Sebastian completed a second course of chemotherapy, and a compatible donor was identified a month later. He returned to NYU Langone for a four-week inpatient stay. On May 24, 2018, following conditioning therapy to remove any remaining abnormal cells, he received the donor blood and marrow cells, a one-time infusion into his bloodstream that took a mere 30 minutes but effectively changed everything. “Dr. Al-Homsi and the nurses call it your new birthday,” Sebastian says of the transplant. “They gave me such hope and confidence.”
During the next several days, Sebastian felt flu-like symptoms as the new stem cells took root in his bone marrow. However, he experienced no GvHD symptoms and slowly regained strength day by day in the positive-pressure patient room, specially designed to protect people with a compromised immune system from viruses and bacteria.

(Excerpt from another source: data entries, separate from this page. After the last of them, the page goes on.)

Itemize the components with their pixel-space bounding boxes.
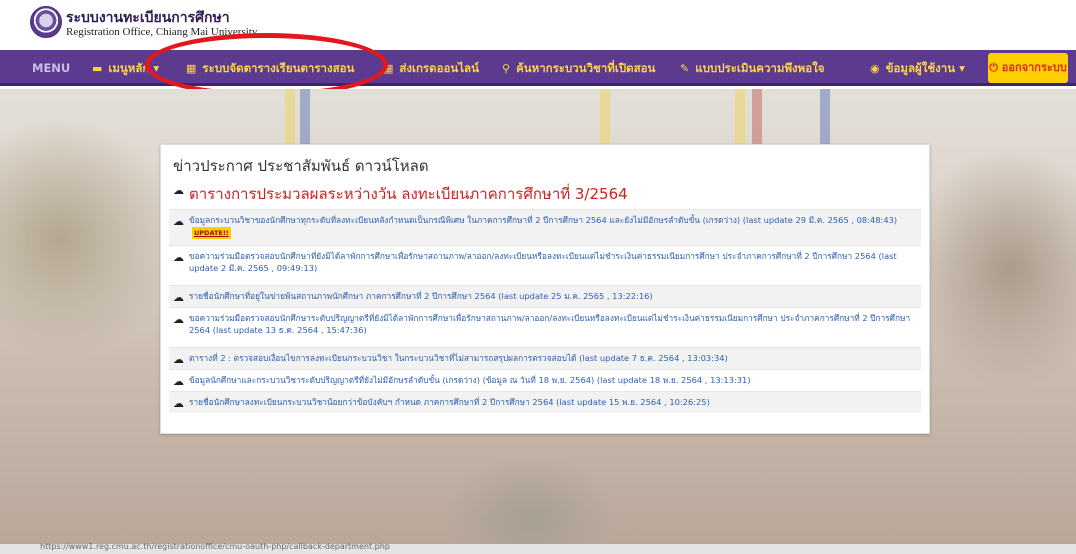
news-item-link[interactable]: ตารางที่ 2 : ตรวจสอบเงื่อนไขการลงทะเบียน… <box>189 352 914 364</box>
cloud-download-icon: ☁ <box>173 291 184 304</box>
news-item[interactable]: ☁ ขอความร่วมมือตรวจสอบนักศึกษาที่ยังมิได… <box>169 245 921 285</box>
pencil-icon: ✎ <box>680 62 690 75</box>
news-item-link[interactable]: ขอความร่วมมือตรวจสอบนักศึกษาที่ยังมิได้ล… <box>189 250 914 274</box>
news-headline-row[interactable]: ☁ ตารางการประมวลผลระหว่างวัน ลงทะเบียนภา… <box>169 179 921 209</box>
caret-down-icon: ▾ <box>955 61 965 75</box>
cloud-download-icon: ☁ <box>173 353 184 366</box>
nav-item-user-info[interactable]: ◉ ข้อมูลผู้ใช้งาน ▾ <box>870 50 965 86</box>
cloud-download-icon: ☁ <box>173 251 184 264</box>
flag-decoration <box>600 89 610 149</box>
flag-decoration <box>752 89 762 149</box>
logout-label: ออกจากระบบ <box>1001 61 1067 74</box>
panel-title: ข่าวประกาศ ประชาสัมพันธ์ ดาวน์โหลด <box>173 157 429 175</box>
menu-label: MENU <box>32 61 71 75</box>
news-item-link[interactable]: รายชื่อนักศึกษาที่อยู่ในข่ายพ้นสถานภาพนั… <box>189 290 914 302</box>
folder-open-icon: ▬ <box>92 62 103 75</box>
news-item-link[interactable]: ข้อมูลกระบวนวิชาของนักศึกษาทุกระดับที่ลง… <box>189 214 914 239</box>
search-icon: ⚲ <box>502 62 511 75</box>
site-header: ระบบงานทะเบียนการศึกษา Registration Offi… <box>0 0 1076 48</box>
annotation-oval <box>145 33 388 97</box>
news-headline-link[interactable]: ตารางการประมวลผลระหว่างวัน ลงทะเบียนภาคก… <box>189 182 628 206</box>
flag-decoration <box>285 89 295 149</box>
nav-item-satisfaction-survey[interactable]: ✎ แบบประเมินความพึงพอใจ <box>680 50 824 86</box>
cloud-download-icon: ☁ <box>173 375 184 388</box>
nav-item-label: แบบประเมินความพึงพอใจ <box>695 61 825 75</box>
news-item[interactable]: ☁ รายชื่อนักศึกษาลงทะเบียนกระบวนวิชาน้อย… <box>169 391 921 413</box>
cloud-download-icon: ☁ <box>173 397 184 410</box>
status-bar-url: https://www1.reg.cmu.ac.th/registrationo… <box>40 542 390 551</box>
update-badge: UPDATE!! <box>192 227 231 239</box>
nav-item-label: ข้อมูลผู้ใช้งาน <box>885 61 956 75</box>
news-item[interactable]: ☁ ขอความร่วมมือตรวจสอบนักศึกษาระดับปริญญ… <box>169 307 921 347</box>
nav-item-online-grade-submission[interactable]: ▦ ส่งเกรดออนไลน์ <box>383 50 479 86</box>
cloud-download-icon: ☁ <box>173 313 184 326</box>
flag-decoration <box>735 89 745 149</box>
news-item-link[interactable]: ขอความร่วมมือตรวจสอบนักศึกษาระดับปริญญาต… <box>189 312 914 336</box>
nav-item-label: ค้นหากระบวนวิชาที่เปิดสอน <box>516 61 656 75</box>
news-item[interactable]: ☁ ข้อมูลกระบวนวิชาของนักศึกษาทุกระดับที่… <box>169 209 921 245</box>
news-panel: ข่าวประกาศ ประชาสัมพันธ์ ดาวน์โหลด ☁ ตาร… <box>160 144 930 434</box>
cloud-download-icon: ☁ <box>173 215 184 228</box>
cloud-download-icon: ☁ <box>173 184 184 197</box>
user-icon: ◉ <box>870 62 880 75</box>
flag-decoration <box>820 89 830 149</box>
news-item[interactable]: ☁ ข้อมูลนักศึกษาและกระบวนวิชาระดับปริญญา… <box>169 369 921 391</box>
university-logo-icon[interactable] <box>30 6 62 38</box>
news-item-link[interactable]: รายชื่อนักศึกษาลงทะเบียนกระบวนวิชาน้อยกว… <box>189 396 914 408</box>
nav-item-course-search[interactable]: ⚲ ค้นหากระบวนวิชาที่เปิดสอน <box>502 50 655 86</box>
news-item-link[interactable]: ข้อมูลนักศึกษาและกระบวนวิชาระดับปริญญาตร… <box>189 374 914 386</box>
news-item[interactable]: ☁ ตารางที่ 2 : ตรวจสอบเงื่อนไขการลงทะเบี… <box>169 347 921 369</box>
nav-item-label: เมนูหลัก <box>108 61 150 75</box>
logout-button[interactable]: ⏻ ออกจากระบบ <box>988 53 1068 83</box>
flag-decoration <box>300 89 310 149</box>
news-item[interactable]: ☁ รายชื่อนักศึกษาที่อยู่ในข่ายพ้นสถานภาพ… <box>169 285 921 307</box>
power-icon: ⏻ <box>989 61 1002 74</box>
nav-item-label: ส่งเกรดออนไลน์ <box>399 61 479 75</box>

After leaving the hospital, Sebastian was instructed to wear a mask in public and avoid crowded settings, such as the subway, until his immune system reconstituted. But now, his follow-up biopsies have confirmed that his old blood and bone marrow, and the deadly disease that had taken them over, are gone. “Jack is a model patient who complied with every instruction from day one,” says Dr. Al-Homsi. “He’s past the point when most relapses occur and is in great shape overall.”
Sebastian once again enjoys his summer home, where he kayaks, hikes, and takes in the glorious sunsets from his living room. “I feel like I’ve got my life back,” he says, “and that now I can do all the things I’d hoped to do in retirement.”